You will also focus on leveraging and better understanding academic textbooks and articles, making you especially well-suited for scientific and academic applications.

An open language model for scientific advancement

AI2 recognizes the need for open language models to drive scientific and technological advancement. OLMo is presented as a complete platform rather than simply a model, which means that the research community can use each component developed by AI2 and seek to improve it. Everything built for OLMo will be openly available, including a public demo, training dataset, API, and documentation. This openness encourages collaboration and the ultimate goal is to build the best open language model in the world in a collaborative way.

Focus on understanding scientific and academic texts

One of OLMo’s distinctive features is its focus on understanding and use of textbooks and academic articles.

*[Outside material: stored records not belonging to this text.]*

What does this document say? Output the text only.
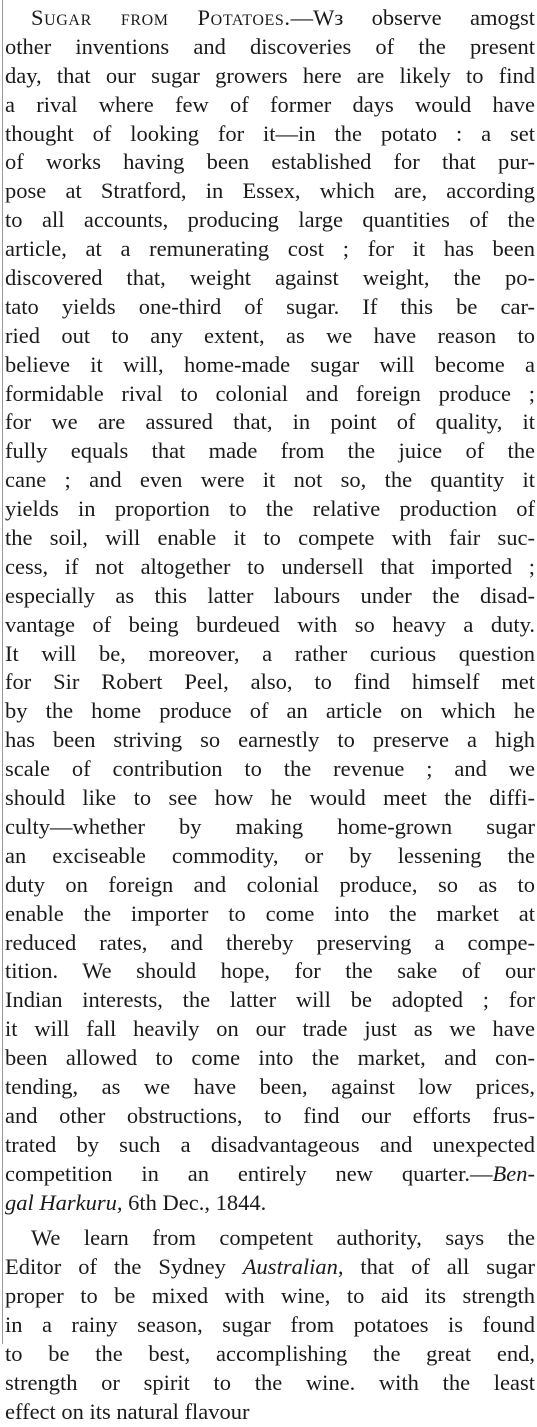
Sugar from Potatoes.—Wз observe amogst
other inventions and discoveries of the present
day, that our sugar growers here are likely to find
a rival where few of former days would have
thought of looking for it—in the potato : a set
of works having been established for that pur-
pose at Stratford, in Essex, which are, according
to all accounts, producing large quantities of the
article, at a remunerating cost ; for it has been
discovered that, weight against weight, the po-
tato yields one-third of sugar. If this be car-
ried out to any extent, as we have reason to
believe it will, home-made sugar will become a
formidable rival to colonial and foreign produce ;
for we are assured that, in point of quality, it
fully equals that made from the juice of the
cane ; and even were it not so, the quantity it
yields in proportion to the relative production of
the soil, will enable it to compete with fair suc-
cess, if not altogether to undersell that imported ;
especially as this latter labours under the disad-
vantage of being burdeued with so heavy a duty.
It will be, moreover, a rather curious question
for Sir Robert Peel, also, to find himself met
by the home produce of an article on which he
has been striving so earnestly to preserve a high
scale of contribution to the revenue ; and we
should like to see how he would meet the diffi-
culty—whether by making home-grown sugar
an exciseable commodity, or by lessening the
duty on foreign and colonial produce, so as to
enable the importer to come into the market at
reduced rates, and thereby preserving a compe-
tition. We should hope, for the sake of our
Indian interests, the latter will be adopted ; for
it will fall heavily on our trade just as we have
been allowed to come into the market, and con-
tending, as we have been, against low prices,
and other obstructions, to find our efforts frus-
trated by such a disadvantageous and unexpected
competition in an entirely new quarter.—Ben-
gal Harkuru, 6th Dec., 1844.
We learn from competent authority, says the
Editor of the Sydney Australian, that of all sugar
proper to be mixed with wine, to aid its strength
in a rainy season, sugar from potatoes is found
to be the best, accomplishing the great end,
strength or spirit to the wine. with the least
effect on its natural flavour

Although there have been previous attempts, such as Meta’s Galactica model, AI2 relies on its experience in academia and tools developed for research, such as Semantic Scholar, to make OLMo particularly suitable for scientific and academic applications. The objective is that OLMo can better analyze and understand the information contained in these specialized texts, which will allow significant advances in scientific research.

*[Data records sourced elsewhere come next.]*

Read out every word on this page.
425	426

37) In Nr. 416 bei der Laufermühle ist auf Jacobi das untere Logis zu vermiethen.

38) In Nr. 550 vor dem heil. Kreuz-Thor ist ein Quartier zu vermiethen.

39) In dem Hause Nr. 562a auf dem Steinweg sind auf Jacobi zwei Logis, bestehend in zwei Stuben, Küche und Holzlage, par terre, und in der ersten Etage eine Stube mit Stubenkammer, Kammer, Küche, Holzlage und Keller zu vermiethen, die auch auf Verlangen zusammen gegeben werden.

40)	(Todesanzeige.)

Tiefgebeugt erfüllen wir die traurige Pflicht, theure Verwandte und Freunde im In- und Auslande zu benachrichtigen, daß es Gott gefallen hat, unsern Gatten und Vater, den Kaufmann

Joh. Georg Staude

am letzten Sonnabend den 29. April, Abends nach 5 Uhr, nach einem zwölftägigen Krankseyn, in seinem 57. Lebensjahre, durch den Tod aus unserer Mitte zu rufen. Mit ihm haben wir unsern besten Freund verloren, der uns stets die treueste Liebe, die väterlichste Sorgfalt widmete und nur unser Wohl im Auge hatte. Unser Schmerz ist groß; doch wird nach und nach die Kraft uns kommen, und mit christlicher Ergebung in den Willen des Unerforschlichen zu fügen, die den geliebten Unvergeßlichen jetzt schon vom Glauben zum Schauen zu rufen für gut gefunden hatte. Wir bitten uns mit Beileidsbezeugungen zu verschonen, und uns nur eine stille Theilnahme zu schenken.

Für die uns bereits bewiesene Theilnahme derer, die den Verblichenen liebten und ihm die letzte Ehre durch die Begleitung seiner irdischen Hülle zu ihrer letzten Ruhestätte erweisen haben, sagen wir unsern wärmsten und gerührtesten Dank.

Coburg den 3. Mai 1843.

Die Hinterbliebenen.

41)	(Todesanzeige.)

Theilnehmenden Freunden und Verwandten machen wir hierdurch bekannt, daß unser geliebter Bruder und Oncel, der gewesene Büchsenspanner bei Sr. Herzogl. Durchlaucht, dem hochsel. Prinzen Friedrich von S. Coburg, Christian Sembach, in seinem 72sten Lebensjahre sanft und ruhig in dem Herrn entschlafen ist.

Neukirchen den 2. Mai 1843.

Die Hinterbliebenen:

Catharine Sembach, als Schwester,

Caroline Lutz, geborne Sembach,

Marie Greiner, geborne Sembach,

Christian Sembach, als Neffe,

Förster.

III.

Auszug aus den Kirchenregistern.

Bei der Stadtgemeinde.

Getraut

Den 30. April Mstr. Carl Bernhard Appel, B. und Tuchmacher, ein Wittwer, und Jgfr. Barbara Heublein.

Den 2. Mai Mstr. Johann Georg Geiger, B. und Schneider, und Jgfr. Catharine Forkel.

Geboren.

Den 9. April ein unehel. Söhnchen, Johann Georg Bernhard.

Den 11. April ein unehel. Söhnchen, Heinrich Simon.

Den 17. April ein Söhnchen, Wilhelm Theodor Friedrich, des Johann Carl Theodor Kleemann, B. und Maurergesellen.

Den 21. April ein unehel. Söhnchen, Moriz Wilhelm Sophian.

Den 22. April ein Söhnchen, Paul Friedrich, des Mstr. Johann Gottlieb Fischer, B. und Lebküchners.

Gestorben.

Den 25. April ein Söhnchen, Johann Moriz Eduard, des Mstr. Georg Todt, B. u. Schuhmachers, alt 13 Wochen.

Ethical and legal considerations

Given the potential for misuse of generative AI models, AI2 is aware of the ethical and legal challenges surrounding OLMo. To address these issues, the OLMo team will work closely with AI2’s legal department and will seek advice from external experts. At different stages of the model development process, ethical and intellectual property rights assessments will be conducted. AI2 is committed to promoting an open and transparent dialogue about the model and its intended use, to understanding how to mitigate issues such as bias and toxicity, and to highlighting outstanding research questions in the scientific community.

Collaborative contributions and critiques

AI2 invite external collaborators to contribute and provide constructive criticism during the OLMo model development process. This demonstrates AI2’s willingness to receive input from various experts and the community at large. The participation of external collaborators will enrich the model and help to identify possible improvements and additional development areas. Those interested in participating can contact the organizers of the OLMo project.

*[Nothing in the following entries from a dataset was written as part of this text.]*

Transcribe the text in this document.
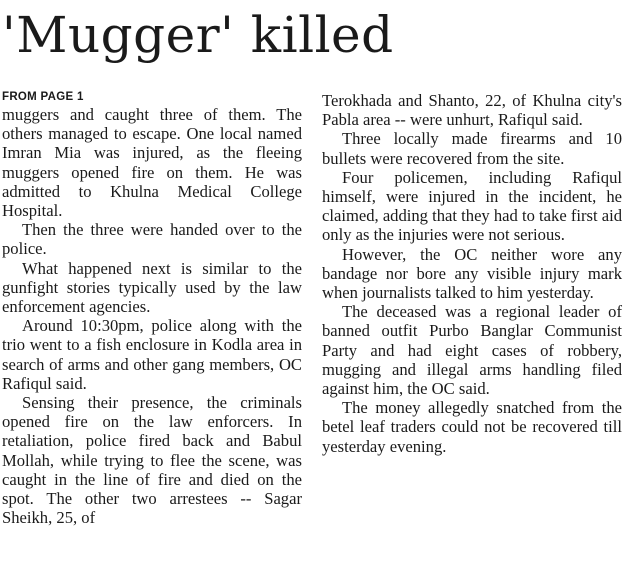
'Mugger' killed
FROM PAGE 1

muggers and caught three of them. The others managed to escape. One local named Imran Mia was injured, as the fleeing muggers opened fire on them. He was admitted to Khulna Medical College Hospital.

Then the three were handed over to the police.

What happened next is similar to the gunfight stories typically used by the law enforcement agencies.

Around 10:30pm, police along with the trio went to a fish enclosure in Kodla area in search of arms and other gang members, OC Rafiqul said.

Sensing their presence, the criminals opened fire on the law enforcers. In retaliation, police fired back and Babul Mollah, while trying to flee the scene, was caught in the line of fire and died on the spot. The other two arrestees -- Sagar Sheikh, 25, of

Terokhada and Shanto, 22, of Khulna city's Pabla area -- were unhurt, Rafiqul said.

Three locally made firearms and 10 bullets were recovered from the site.

Four policemen, including Rafiqul himself, were injured in the incident, he claimed, adding that they had to take first aid only as the injuries were not serious.

However, the OC neither wore any bandage nor bore any visible injury mark when journalists talked to him yesterday.

The deceased was a regional leader of banned outfit Purbo Banglar Communist Party and had eight cases of robbery, mugging and illegal arms handling filed against him, the OC said.

The money allegedly snatched from the betel leaf traders could not be recovered till yesterday evening.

What does the OLMo project represent for science?

AI2’s OLMo project represents a significant step towards the democratization of language models and scientific advancement. By providing a comprehensive and open language model, AI2 seeks to bridge the gap between public and private research, fostering collaboration and allowing the scientific community to work directly on improving the model.

OLMo’s focus on understanding scientific and academic texts is especially promising. By enabling the model to understand and take advantage of the vast amount of knowledge contained in academic books and articles, the door is opened for significant advances in scientific research and the development of more effective and safer technologies.

However, it is also important to address the ethical and legal challenges associated with generative AI models. AI2 is taking proactive steps by working with legal experts and establishing an ethical review committee. Transparency and openness in dialogue with the community are critical to understanding and mitigating potential risks and ensuring that the model is used responsibly.